For the record: “Little Beeswings” wins! The first bloom was opening as of Saturday, 18 July 2009. Last year, “Bloodstone” was the first, on 14 July.

So here’s how it has played out this year:
  • 5 May 2009: Planted dahlia tubers
  • 18 June 2009: Planted dahlias outside
  • 10 July 2009: First buds on dahlias
  • 18 July 2009: First bloom—“Little Beeswings”
And last year:
  • 22 April 2008: Planted dahlia tubers
  • 1 June 2008: Planted dahlias outside
  • 28 June 2008: First buds on dahlias
  • 14 July 2008: First bloom—“Bloodstone”

13 July 2009

first buds on dahlias 2009

The dahlias are all still pretty short (not short enough that they don’t need staking, however), but with all the rain and clouds, they just haven’t grown so much yet.
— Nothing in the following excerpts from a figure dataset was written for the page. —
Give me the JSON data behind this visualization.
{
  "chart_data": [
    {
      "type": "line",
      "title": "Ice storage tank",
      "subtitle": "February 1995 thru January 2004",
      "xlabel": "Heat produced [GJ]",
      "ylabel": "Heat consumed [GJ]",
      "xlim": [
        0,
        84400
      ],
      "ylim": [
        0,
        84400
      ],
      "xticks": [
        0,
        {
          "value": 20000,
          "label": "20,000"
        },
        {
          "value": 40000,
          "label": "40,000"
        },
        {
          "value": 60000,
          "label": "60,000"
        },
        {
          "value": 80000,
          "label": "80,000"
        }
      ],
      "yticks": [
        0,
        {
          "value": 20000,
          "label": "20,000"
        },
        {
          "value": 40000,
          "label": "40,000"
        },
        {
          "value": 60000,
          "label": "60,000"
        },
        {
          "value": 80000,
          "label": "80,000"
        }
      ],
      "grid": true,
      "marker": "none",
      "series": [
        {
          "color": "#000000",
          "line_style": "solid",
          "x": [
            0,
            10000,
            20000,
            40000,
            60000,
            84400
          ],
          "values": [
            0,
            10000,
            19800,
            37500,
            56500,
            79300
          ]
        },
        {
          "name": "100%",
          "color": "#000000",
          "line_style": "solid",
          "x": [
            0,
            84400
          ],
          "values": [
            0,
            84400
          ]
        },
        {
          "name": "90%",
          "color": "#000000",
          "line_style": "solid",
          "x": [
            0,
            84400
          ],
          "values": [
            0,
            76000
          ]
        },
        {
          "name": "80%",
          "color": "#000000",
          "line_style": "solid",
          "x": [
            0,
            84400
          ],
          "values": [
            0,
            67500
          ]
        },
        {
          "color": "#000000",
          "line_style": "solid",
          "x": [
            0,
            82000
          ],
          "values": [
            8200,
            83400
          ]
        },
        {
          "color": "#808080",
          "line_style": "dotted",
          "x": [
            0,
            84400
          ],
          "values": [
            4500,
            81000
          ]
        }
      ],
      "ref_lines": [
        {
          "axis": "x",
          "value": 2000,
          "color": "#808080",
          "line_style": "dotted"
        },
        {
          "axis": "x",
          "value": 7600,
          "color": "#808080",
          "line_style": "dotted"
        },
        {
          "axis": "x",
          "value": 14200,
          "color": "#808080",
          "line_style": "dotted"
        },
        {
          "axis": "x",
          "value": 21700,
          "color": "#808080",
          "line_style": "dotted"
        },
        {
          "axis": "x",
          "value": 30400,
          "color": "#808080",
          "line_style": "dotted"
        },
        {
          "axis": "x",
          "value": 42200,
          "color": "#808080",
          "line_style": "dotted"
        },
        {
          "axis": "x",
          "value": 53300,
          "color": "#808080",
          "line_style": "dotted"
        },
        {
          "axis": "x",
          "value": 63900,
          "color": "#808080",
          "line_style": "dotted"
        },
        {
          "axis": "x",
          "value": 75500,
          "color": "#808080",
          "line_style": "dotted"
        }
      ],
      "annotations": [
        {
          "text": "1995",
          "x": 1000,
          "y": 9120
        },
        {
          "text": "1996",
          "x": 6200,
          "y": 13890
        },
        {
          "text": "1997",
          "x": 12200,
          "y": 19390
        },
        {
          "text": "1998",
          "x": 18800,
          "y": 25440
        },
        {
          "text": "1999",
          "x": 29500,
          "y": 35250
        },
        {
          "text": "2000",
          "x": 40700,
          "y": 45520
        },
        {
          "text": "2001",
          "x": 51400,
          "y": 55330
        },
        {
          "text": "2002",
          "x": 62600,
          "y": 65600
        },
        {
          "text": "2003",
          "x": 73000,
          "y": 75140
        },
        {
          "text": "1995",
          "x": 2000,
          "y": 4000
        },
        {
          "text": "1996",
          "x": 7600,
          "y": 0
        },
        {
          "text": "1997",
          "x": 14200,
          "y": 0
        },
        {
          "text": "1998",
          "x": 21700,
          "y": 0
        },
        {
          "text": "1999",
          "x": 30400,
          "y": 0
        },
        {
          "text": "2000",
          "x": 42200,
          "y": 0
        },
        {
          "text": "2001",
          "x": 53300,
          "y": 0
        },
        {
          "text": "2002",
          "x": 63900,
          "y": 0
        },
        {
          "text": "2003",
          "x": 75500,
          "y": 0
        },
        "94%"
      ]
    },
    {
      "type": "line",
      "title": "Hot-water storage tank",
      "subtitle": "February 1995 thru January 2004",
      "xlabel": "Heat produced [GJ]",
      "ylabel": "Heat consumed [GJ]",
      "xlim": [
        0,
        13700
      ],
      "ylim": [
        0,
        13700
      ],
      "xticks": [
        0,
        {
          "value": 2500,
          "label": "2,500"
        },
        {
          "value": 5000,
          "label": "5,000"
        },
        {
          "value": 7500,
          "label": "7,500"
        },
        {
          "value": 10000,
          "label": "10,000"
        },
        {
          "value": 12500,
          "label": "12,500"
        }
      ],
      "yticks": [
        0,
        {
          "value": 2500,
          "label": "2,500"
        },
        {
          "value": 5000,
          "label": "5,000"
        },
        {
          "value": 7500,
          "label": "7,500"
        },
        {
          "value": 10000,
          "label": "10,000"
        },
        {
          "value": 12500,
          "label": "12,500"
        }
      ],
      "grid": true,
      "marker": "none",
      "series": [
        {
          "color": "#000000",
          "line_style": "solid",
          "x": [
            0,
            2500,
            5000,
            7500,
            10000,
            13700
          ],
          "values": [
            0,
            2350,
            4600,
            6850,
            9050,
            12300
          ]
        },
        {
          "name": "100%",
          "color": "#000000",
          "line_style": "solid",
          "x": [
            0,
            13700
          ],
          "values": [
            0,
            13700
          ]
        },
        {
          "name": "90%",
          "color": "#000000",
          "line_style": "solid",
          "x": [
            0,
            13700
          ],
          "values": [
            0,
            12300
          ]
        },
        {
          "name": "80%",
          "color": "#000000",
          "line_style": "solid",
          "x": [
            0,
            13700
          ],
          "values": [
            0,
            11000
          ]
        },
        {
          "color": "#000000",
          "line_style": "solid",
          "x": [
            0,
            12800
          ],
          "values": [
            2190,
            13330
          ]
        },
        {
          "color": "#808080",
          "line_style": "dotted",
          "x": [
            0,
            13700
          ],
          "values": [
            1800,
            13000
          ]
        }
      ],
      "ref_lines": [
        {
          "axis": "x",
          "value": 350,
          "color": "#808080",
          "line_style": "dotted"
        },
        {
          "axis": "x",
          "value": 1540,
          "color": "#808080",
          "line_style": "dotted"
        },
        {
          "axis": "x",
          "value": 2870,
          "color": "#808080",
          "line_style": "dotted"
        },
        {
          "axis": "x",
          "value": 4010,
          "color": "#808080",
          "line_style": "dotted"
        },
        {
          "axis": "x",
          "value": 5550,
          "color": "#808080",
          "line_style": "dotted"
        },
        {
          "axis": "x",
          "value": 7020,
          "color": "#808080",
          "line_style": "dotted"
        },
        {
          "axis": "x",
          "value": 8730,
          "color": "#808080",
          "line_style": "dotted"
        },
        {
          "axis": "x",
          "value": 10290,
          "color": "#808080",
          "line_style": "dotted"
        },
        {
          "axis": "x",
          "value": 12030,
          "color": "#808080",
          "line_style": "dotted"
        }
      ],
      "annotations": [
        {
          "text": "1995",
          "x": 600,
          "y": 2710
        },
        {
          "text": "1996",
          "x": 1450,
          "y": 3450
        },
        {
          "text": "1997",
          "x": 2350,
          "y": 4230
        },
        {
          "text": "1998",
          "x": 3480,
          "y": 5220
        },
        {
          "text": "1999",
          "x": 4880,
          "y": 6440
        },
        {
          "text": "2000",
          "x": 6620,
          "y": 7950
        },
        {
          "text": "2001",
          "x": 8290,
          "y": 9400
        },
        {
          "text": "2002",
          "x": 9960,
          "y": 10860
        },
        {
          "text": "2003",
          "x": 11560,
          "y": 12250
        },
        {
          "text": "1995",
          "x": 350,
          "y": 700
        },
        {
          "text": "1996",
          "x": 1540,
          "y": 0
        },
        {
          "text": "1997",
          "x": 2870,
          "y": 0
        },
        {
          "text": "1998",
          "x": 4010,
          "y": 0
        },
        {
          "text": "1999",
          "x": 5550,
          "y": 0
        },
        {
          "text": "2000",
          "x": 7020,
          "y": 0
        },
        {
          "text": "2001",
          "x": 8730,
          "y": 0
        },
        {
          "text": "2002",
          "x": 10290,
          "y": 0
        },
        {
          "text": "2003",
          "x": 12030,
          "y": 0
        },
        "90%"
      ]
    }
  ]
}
BUT . . . I noticed the first buds on them this weekend, specifically Friday evening, 10 July. This is a exactly a week later than last year, in spite of the fact that I potted up the tubers approximately two weeks later this year than last (22 April 2008 vs. 5 May 2009). The first dahlia last year was “Bloodstone” on 14 July. I wonder how much later the first bloom will be this year.

Alan tells me that the dahlias he planted on his roof are lots and lots of leaves, but no buds yet. I bet he just hasn’t looked hard enough.

I am, as always, very excited.

Also to note: Some bird ate the melon plants I put at the end of the dahlia bed, so I divided and planted two cannas from last year (“Madame Angele Martin”), three gladiolus corms (“Atom”) that Old House Gardens sent to me to give away and that I selfishly kept and then forgot about, and some cerinthe seeds that I meant to plant weeks ago. If they don’t bloom, so be it, but the leaves should be pretty.

It has been such a rainy, cold summer so far that I am still in spring mode. We’ll see how these new plantings go.